Da cinque anni e mezzo i parenti delle vittime stanno lottando contro l’archiviazione del procedimento penale. Nel 2019, davanti al Tribunale cantonale dei Grigioni, in un primo tempo gli accusatori privati non avevano ottenuto successo. Infatti la Corte aveva sostenuto le conclusioni della Procura retica, secondo cui l’evento non poteva essere previsto. Ora – dopo il ricorso dei parenti accolto nel 2020 dal Tribunale federale, che già in quell’occasione aveva giudicato che nell’ambito della prima perizia la Procura non aveva rispettato i requisiti per il suo ottenimento e in particolare le norme sulla ricusazione – il Tribunale penale cantonale ha recentemente ricusato anche il secondo geologo incaricato dalla Procura per svolgere le analisi, ritenendo che quest’ultimo possa essere di parte. L’esperto presiede il Consiglio d’amministrazione di una grande impresa, con una succursale nei Grigioni. Ma la società del geologo, come anticipato da Srf, aveva anche partecipazioni in un’azienda attiva nella gestione dei pericoli sul Pizzo Cengalo, prima della frana. La decisione pubblicata oggi sul sito web del Tribunale riapre dunque il caso.

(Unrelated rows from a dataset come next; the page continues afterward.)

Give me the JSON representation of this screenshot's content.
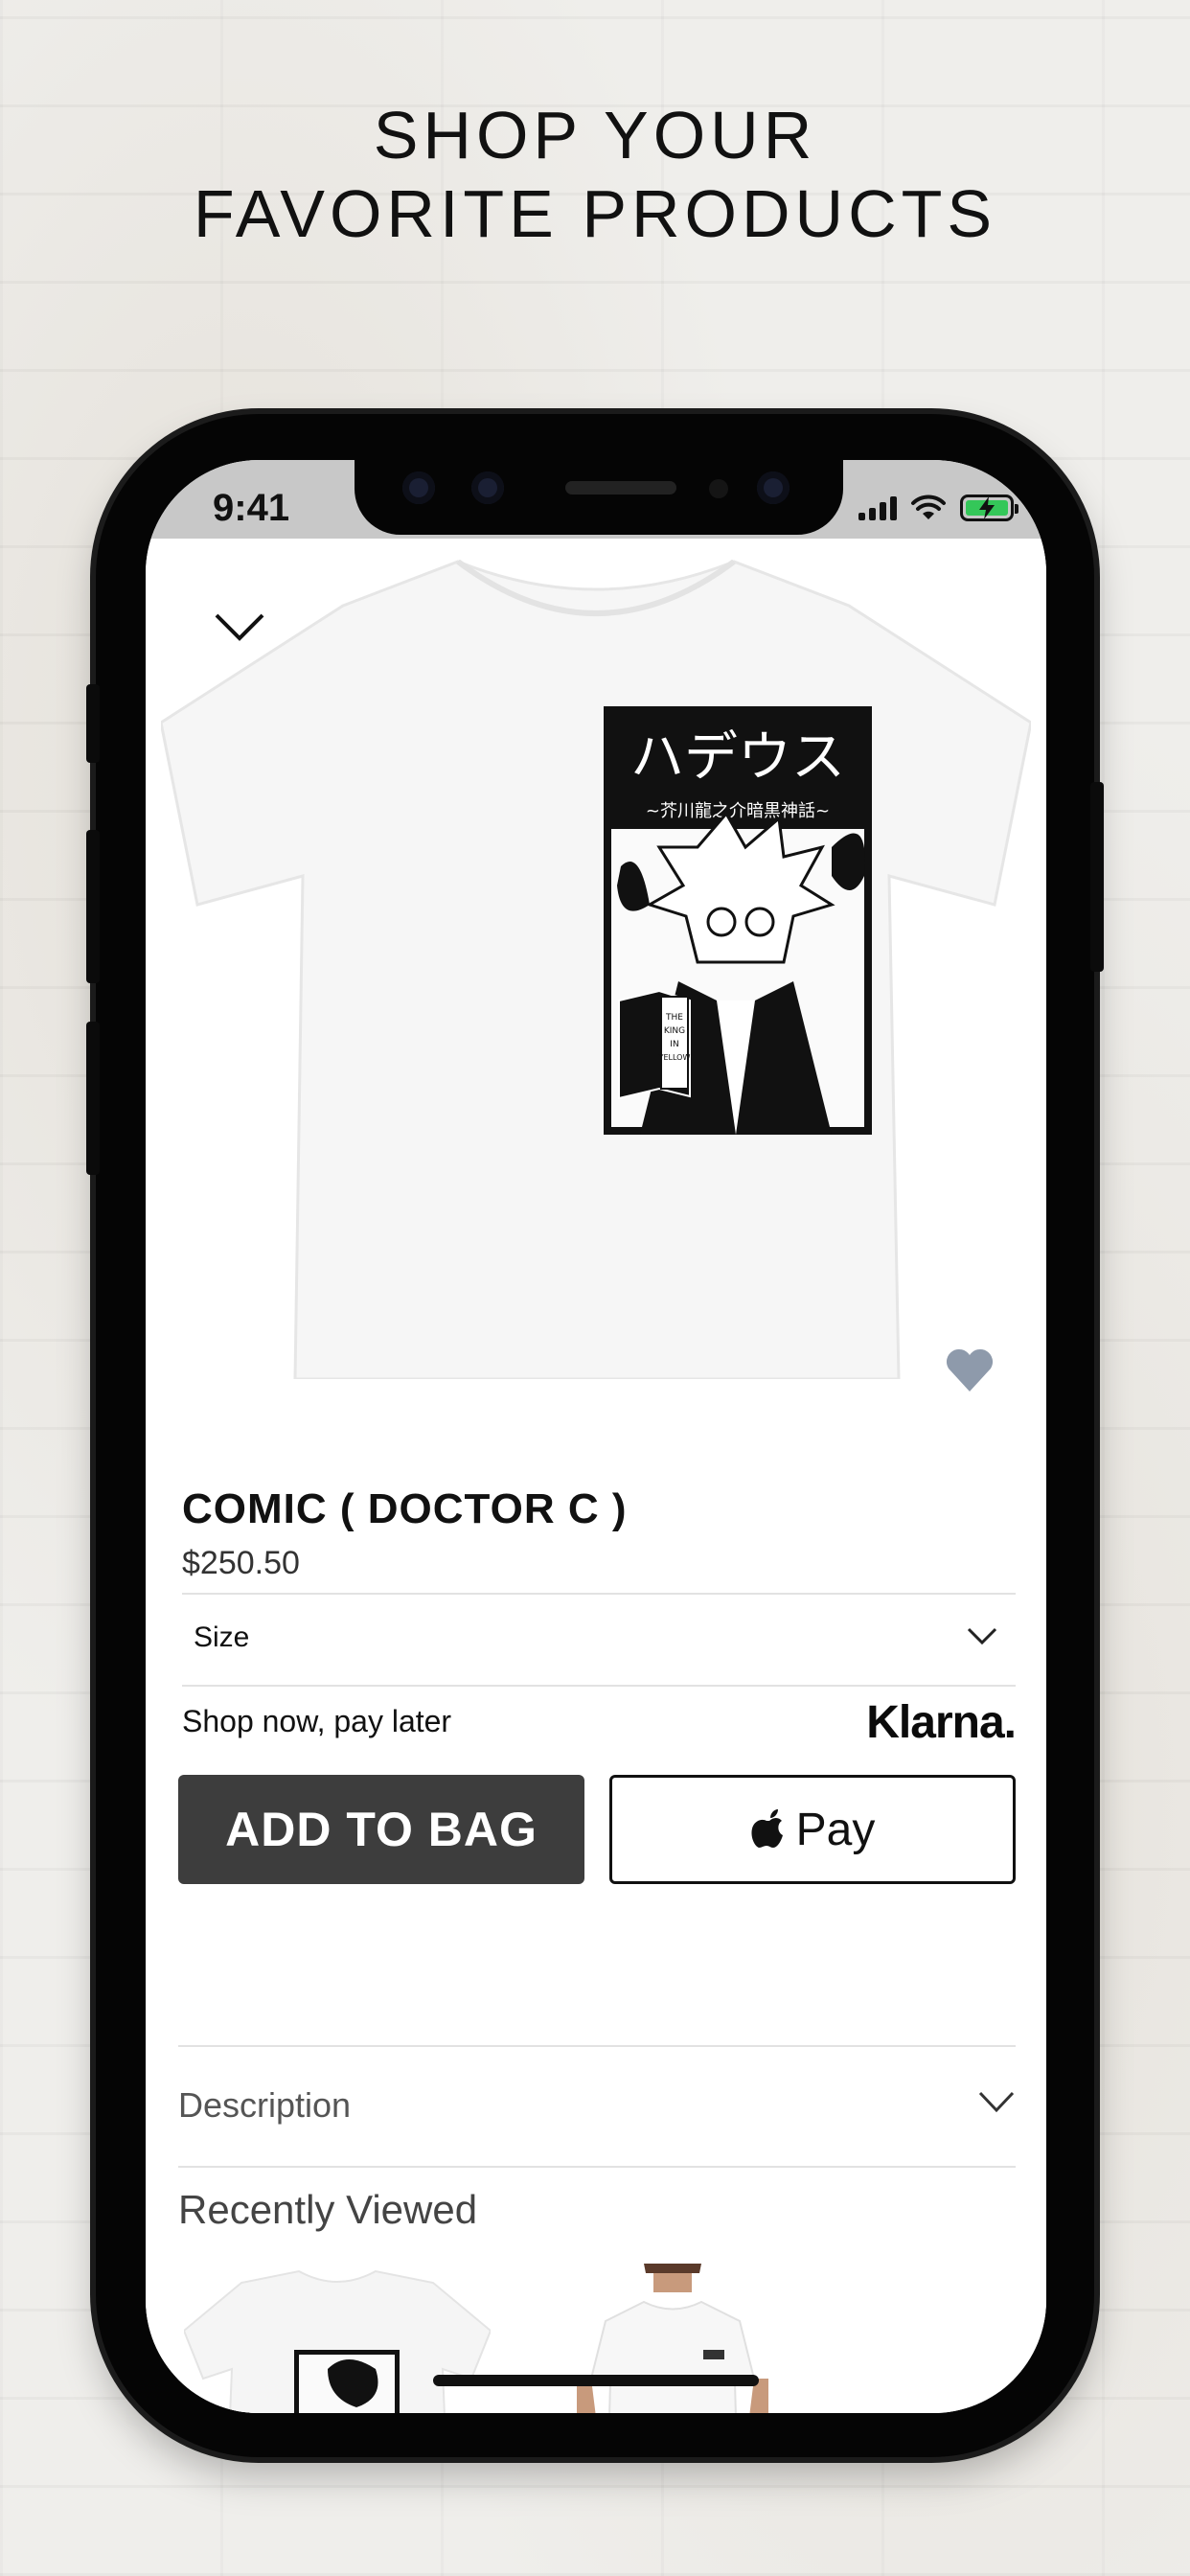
{
  "headline": {
    "line1": "SHOP YOUR",
    "line2": "FAVORITE PRODUCTS"
  },
  "status_bar": {
    "time": "9:41",
    "icons": [
      "signal-icon",
      "wifi-icon",
      "battery-charging-icon"
    ],
    "battery_color": "#34c759"
  },
  "product": {
    "name": "COMIC ( DOCTOR C )",
    "price": "$250.50",
    "image_title_jp": "ハデウス",
    "image_subtitle_jp": "~芥川龍之介暗黒神話~",
    "book_text_1": "THE",
    "book_text_2": "KING",
    "book_text_3": "IN",
    "book_text_4": "YELLOW",
    "favorite_color": "#8e9aab"
  },
  "size_selector": {
    "label": "Size"
  },
  "klarna": {
    "text": "Shop now, pay later",
    "logo": "Klarna."
  },
  "buttons": {
    "add_to_bag": "ADD TO BAG",
    "apple_pay": "Pay"
  },
  "description": {
    "label": "Description"
  },
  "recently_viewed": {
    "title": "Recently Viewed"
  },
  "colors": {
    "button_dark": "#3d3d3d",
    "status_bar_bg": "#c8c8c8"
  }
}
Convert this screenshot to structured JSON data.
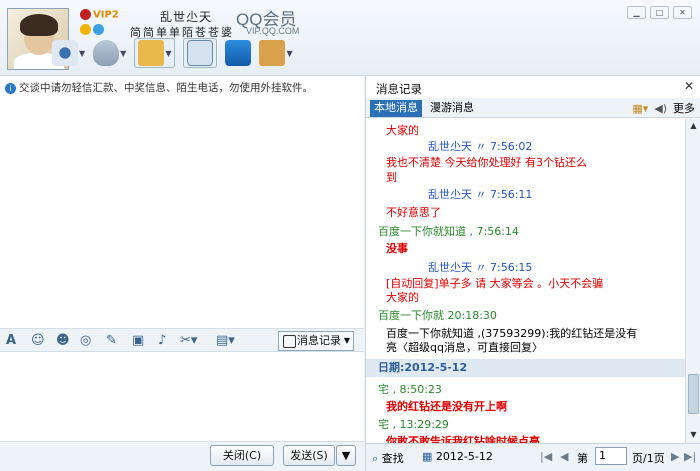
{
  "header": {
    "vip_label": "VIP2",
    "nickname": "乱世尐天",
    "signature": "简简单单陌苍苍婆",
    "brand": "QQ会员",
    "brand_url": "VIP.QQ.COM"
  },
  "notice": "交谈中请勿轻信汇款、中奖信息、陌生电话，勿使用外挂软件。",
  "format_bar": {
    "msglog_label": "消息记录"
  },
  "bottom": {
    "close_label": "关闭(C)",
    "send_label": "发送(S)"
  },
  "history": {
    "title": "消息记录",
    "tab_local": "本地消息",
    "tab_roaming": "漫游消息",
    "more": "更多",
    "messages": [
      {
        "text": "大家的",
        "style": "red"
      },
      {
        "text": "乱世尐天    〃   7:56:02",
        "style": "blue"
      },
      {
        "text": "我也不清楚  今天给你处理好    有3个钻还么",
        "style": "red"
      },
      {
        "text": "到",
        "style": "red"
      },
      {
        "text": "乱世尐天    〃   7:56:11",
        "style": "blue"
      },
      {
        "text": "不好意思了",
        "style": "red"
      },
      {
        "text": "百度一下你就知道 , 7:56:14",
        "style": "green"
      },
      {
        "text": "没事",
        "style": "redbold"
      },
      {
        "text": "乱世尐天    〃   7:56:15",
        "style": "blue"
      },
      {
        "text": "[自动回复]单子多  请  大家等会  。小天不会骗",
        "style": "red"
      },
      {
        "text": "大家的",
        "style": "red"
      },
      {
        "text": "百度一下你就  20:18:30",
        "style": "green"
      },
      {
        "text": "百度一下你就知道 ,(37593299):我的红钻还是没有",
        "style": "black"
      },
      {
        "text": "亮〈超级qq消息，可直接回复〉",
        "style": "black"
      },
      {
        "text": "日期:2012-5-12",
        "style": "date"
      },
      {
        "text": "宅      , 8:50:23",
        "style": "green"
      },
      {
        "text": "我的红钻还是没有开上啊",
        "style": "redbold"
      },
      {
        "text": "宅      , 13:29:29",
        "style": "green"
      },
      {
        "text": "你敢不敢告诉我红钻啥时候点亮",
        "style": "redbold"
      }
    ],
    "search_label": "查找",
    "date_label": "2012-5-12",
    "page_prefix": "第",
    "page_value": "1",
    "page_suffix": "页/1页"
  }
}
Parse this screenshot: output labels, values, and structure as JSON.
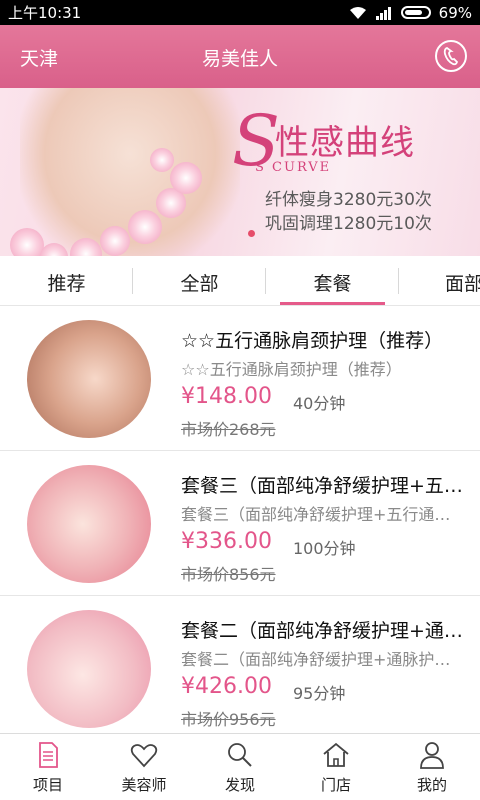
{
  "status_bar": {
    "time": "上午10:31",
    "battery": "69%"
  },
  "header": {
    "city": "天津",
    "title": "易美佳人"
  },
  "banner": {
    "big_letter": "S",
    "heading": "性感曲线",
    "sub_heading": "S CURVE",
    "line1": "纤体瘦身3280元30次",
    "line2": "巩固调理1280元10次"
  },
  "tabs": [
    {
      "label": "推荐"
    },
    {
      "label": "全部"
    },
    {
      "label": "套餐",
      "active": true
    },
    {
      "label": "面部"
    }
  ],
  "items": [
    {
      "name": "☆☆五行通脉肩颈护理（推荐）",
      "desc": "☆☆五行通脉肩颈护理（推荐）",
      "price": "¥148.00",
      "duration": "40分钟",
      "market_price": "市场价268元"
    },
    {
      "name": "套餐三（面部纯净舒缓护理+五行通脉肩颈护理）",
      "desc": "套餐三（面部纯净舒缓护理+五行通脉肩颈护理）",
      "price": "¥336.00",
      "duration": "100分钟",
      "market_price": "市场价856元"
    },
    {
      "name": "套餐二（面部纯净舒缓护理+通脉护理）",
      "desc": "套餐二（面部纯净舒缓护理+通脉护理）",
      "price": "¥426.00",
      "duration": "95分钟",
      "market_price": "市场价956元"
    }
  ],
  "bottom_nav": [
    {
      "label": "项目",
      "icon": "document-icon",
      "active": true
    },
    {
      "label": "美容师",
      "icon": "heart-icon"
    },
    {
      "label": "发现",
      "icon": "search-icon"
    },
    {
      "label": "门店",
      "icon": "home-icon"
    },
    {
      "label": "我的",
      "icon": "person-icon"
    }
  ],
  "colors": {
    "accent": "#e3558a",
    "header": "#d9608a"
  }
}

Il 23 agosto 2017 tre milioni di metri cubi di roccia si sono staccati dal Pizzo Cengalo. Otto escursionisti provenienti da Germania, Austria e Svizzera sono stati travolti e uccisi. I dati di misurazione avevano precedentemente mostrato i movimenti del Cengalo. Pertanto, si pone la questione se le autorità avrebbero dovuto chiudere l’area.